Contro la predetta sentenza, propone ricorso COGNOME NOME, affidato ad un unico motivo.
NOME COGNOME in qualità di socia della società cancellata RAGIONE_SOCIALE in liquidazione, resiste con controricorso.
Il consigliere delegato ha formulato proposta di definizione del giudizio ai sensi dell’art. 380 -bis cod. proc. civ., ritualmente comunicata alle parti.
In seguito a tale comunicazione, i ricorrenti, a mezzo del difensore munito di nuova procura speciale, hanno chiesto la decisione del ricorso.
Fissata l’adunanza in camera di consiglio ai sensi dell’art. 380 -bis.1 cod. proc. civ., le parti hanno depositato memoria illustrativa.
Ragioni della decisione.
1 P reliminarmente va rigettata l’eccezione -sollevata dalla controricorrente – di inammissibilità del ricorso per essere stato notificato a società ormai cancellata dal registro delle imprese e, dunque, estinta.

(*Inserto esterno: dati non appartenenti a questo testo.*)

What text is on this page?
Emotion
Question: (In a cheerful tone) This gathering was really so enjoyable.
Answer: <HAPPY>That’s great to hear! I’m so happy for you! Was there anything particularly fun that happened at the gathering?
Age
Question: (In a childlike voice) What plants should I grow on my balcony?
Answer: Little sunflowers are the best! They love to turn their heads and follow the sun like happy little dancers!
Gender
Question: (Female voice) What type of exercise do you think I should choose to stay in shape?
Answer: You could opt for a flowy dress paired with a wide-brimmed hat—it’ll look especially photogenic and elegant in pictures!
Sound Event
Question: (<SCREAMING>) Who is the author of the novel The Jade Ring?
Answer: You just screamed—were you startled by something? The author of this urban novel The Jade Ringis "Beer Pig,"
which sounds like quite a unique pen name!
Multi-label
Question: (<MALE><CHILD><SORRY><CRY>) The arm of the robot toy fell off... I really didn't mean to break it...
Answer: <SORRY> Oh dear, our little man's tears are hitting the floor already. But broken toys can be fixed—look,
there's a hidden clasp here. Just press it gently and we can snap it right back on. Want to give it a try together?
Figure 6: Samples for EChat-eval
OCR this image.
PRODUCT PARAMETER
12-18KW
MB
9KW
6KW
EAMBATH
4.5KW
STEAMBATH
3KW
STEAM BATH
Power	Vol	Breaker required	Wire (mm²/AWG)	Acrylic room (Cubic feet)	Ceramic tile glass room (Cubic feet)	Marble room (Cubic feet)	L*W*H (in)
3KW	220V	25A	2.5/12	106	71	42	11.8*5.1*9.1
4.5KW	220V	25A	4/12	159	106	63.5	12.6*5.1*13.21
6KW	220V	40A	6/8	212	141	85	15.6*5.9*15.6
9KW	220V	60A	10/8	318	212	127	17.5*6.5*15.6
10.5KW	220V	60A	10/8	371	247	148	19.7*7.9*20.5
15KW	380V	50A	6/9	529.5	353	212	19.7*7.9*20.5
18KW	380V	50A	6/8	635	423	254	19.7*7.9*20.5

Se è vero che, in caso di cancellazione della società dal registro delle imprese e di conseguente estinzione della società, si determina un fenomeno di tipo successorio che vede i soci unici legittimati ad agire e resistere in giudizio (tra le tante Cass., Sez. L, 4/8/2017, n. 19580; Cass., Sez. L, 25/5/2017, n. 12183; Cass., Sez. L, 25/5/2017, n. 13183; Cass., Sez. U, 12/3/2013, n. 6070), è anche vero che la notifica del ricorso eseguita nei confronti dei difensori della società estinta, anziché nei confronti dei soci (Cass., Sez . 5, 22/07/2016, n. 15177), pur affetta da nullità, non operando l’ultrattività del mandato in origine conferito dalla prima (vedi in tema di dell’agente della riscossione succeduto all’Agenzia delle Entrate-Riscossione, Cass., Sez. U, 23/02/2021, n. 4845), è sanata ex art. 156 cod. proc. civ. per effetto della costituzione in giudizio dei soci, sicché, essendosi verificata nella specie proprio quest’ultima situazione, l’eccezione non può che essere respinta.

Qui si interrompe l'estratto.